1993 — Damon Hill, son of the late Graham Hill, becomes the first father-son Formula One winners when he wins the Hungarian Grand Prix.

1995 — Monica Seles returns to the WTA Tour after a 28-month absence following her 1993 stabbing with a 6-0, 6-3 win over Kimberly Po at the Canadian Open.

1999 — Tiger Woods makes a par save on the 17th hole and holds on to win the PGA Championship by one stroke over 19-year-old Sergio Garcia. Woods, 23, becomes the youngest player to win two majors since Seve Ballesteros in 1980.

2004 — In Athens, Greece, the U.S. men’s basketball team loses 92-73 to Puerto Rico, the third Olympic defeat for the Americans and first since adding pros. American teams had been 24-0 since the professional Olympic era began with the 1992 Dream Team. The U.S Olympic team’s record was 109-2, entering the game.

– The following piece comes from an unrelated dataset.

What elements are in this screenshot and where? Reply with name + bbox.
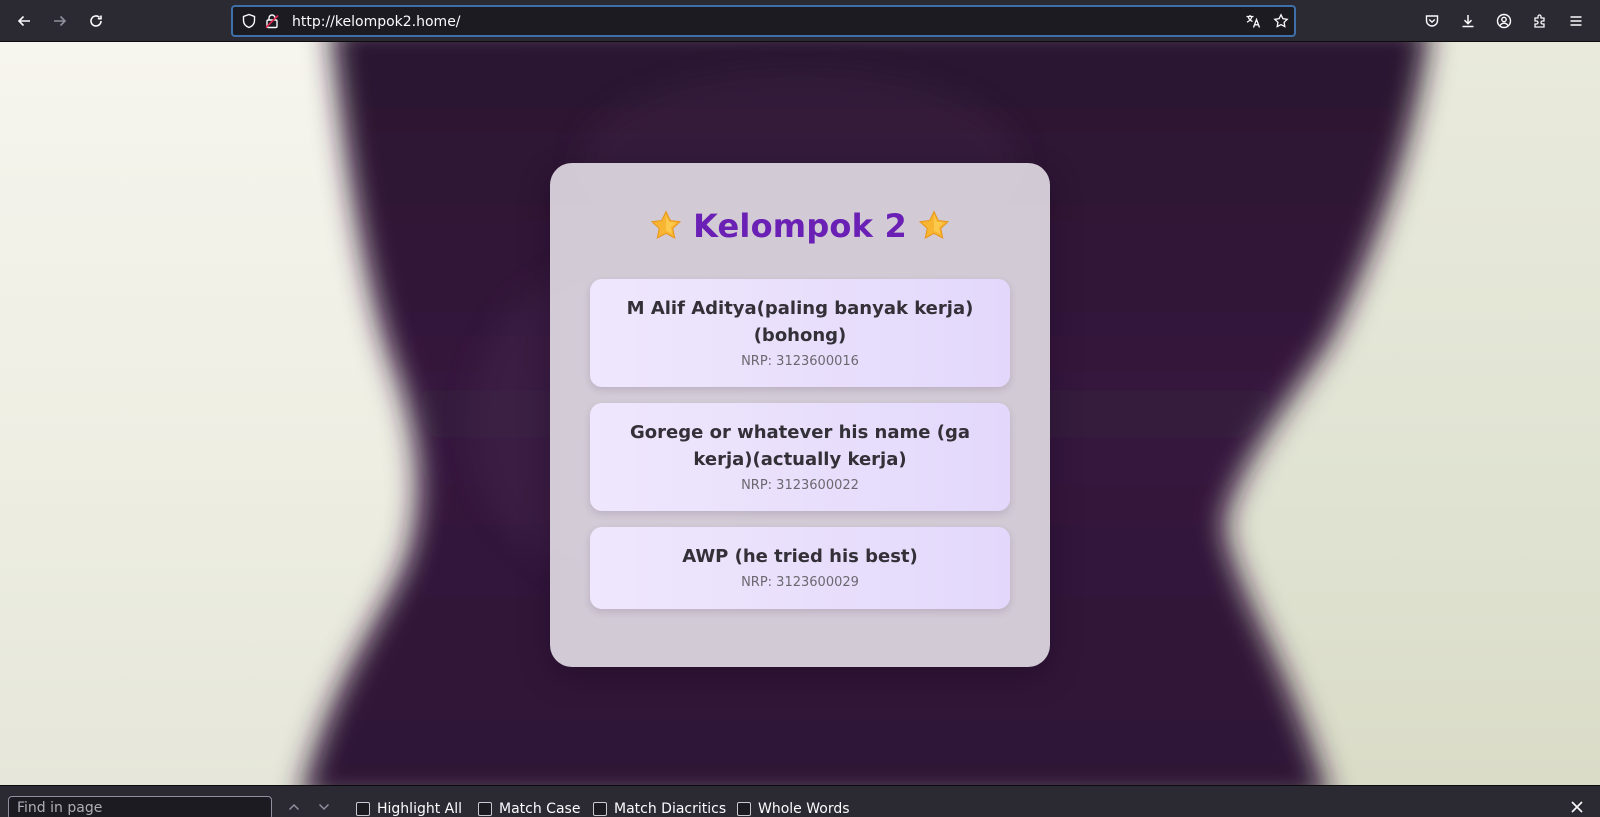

2005 — Phil Mickelson delivers another dramatic finish in a major, flopping a chip out of deep rough to 2 feet for a birdie on the final hole and a one-shot victory in the PGA Championship.

2007 — Former NBA referee Tim Donaghy pleads guilty to felony charges for taking cash payoffs from gamblers and betting on games he officiated in a scandal that rocked the league and raised questions about the integrity of the sport.

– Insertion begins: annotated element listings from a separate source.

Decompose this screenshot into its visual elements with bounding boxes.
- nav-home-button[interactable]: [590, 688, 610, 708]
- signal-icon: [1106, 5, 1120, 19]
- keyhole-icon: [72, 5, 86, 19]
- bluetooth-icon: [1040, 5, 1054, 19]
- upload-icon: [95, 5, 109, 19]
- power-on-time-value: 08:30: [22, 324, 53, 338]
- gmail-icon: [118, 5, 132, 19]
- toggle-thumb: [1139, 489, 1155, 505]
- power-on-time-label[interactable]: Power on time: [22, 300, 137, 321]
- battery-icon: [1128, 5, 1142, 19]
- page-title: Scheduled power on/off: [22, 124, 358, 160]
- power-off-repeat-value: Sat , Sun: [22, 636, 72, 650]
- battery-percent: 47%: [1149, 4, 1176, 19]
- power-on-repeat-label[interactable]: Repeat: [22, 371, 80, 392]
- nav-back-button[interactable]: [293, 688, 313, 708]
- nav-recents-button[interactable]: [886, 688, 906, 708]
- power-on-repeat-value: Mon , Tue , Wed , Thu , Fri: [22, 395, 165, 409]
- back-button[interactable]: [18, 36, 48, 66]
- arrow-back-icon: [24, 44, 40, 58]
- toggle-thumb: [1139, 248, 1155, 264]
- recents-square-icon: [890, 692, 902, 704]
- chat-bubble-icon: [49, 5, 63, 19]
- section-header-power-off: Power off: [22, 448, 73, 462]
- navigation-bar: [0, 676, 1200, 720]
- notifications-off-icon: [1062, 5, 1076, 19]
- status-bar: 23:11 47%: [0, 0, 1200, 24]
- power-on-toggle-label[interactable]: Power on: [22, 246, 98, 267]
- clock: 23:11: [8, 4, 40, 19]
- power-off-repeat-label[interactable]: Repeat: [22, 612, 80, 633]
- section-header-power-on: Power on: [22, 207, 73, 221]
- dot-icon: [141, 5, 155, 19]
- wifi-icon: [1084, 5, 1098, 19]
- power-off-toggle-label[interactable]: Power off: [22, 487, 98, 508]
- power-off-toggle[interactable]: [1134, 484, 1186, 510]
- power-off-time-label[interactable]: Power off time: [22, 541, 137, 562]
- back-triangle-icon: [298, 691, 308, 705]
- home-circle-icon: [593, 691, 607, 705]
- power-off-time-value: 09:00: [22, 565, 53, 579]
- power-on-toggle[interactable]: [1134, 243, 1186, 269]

2010 — Martin Kaymer wins the PGA Championship in a three-hole playoff against Bubba Watson. Dustin Johnson, with a one-shot lead playing the final hole at Whistling Straits, is penalized two strokes for grounding his club in a bunker on the last hole. The two-shot penalty sends him into a tie for fifth.

2011 — Jim Thome hits his 600th home run an inning after slugging No. 599, powering the Minnesota Twins past the Detroit Tigers 9-6.

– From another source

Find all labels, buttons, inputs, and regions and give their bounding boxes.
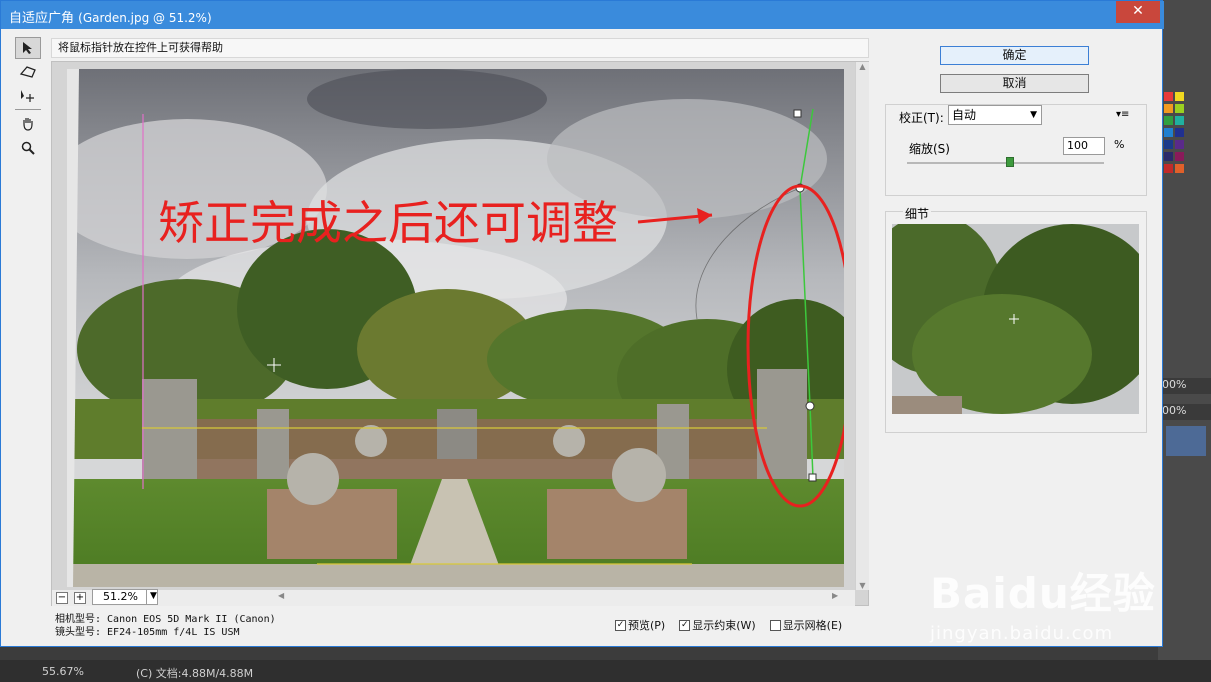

2012 — Felix Hernandez pitches the Seattle Mariners’ first perfect game and the 23rd in baseball history, beating the Tampa Bay Rays in a 1-0 victory.

2014 — Mo’Ne Davis, one of two girls at the Little League World Series, throws a two-hitter to help Philadelphia beat Nashville 4-0 in the opener for both teams. Davis, the first girl to appear for a U.S. team in South Williamsport since 2004, strikes out eight and walks none.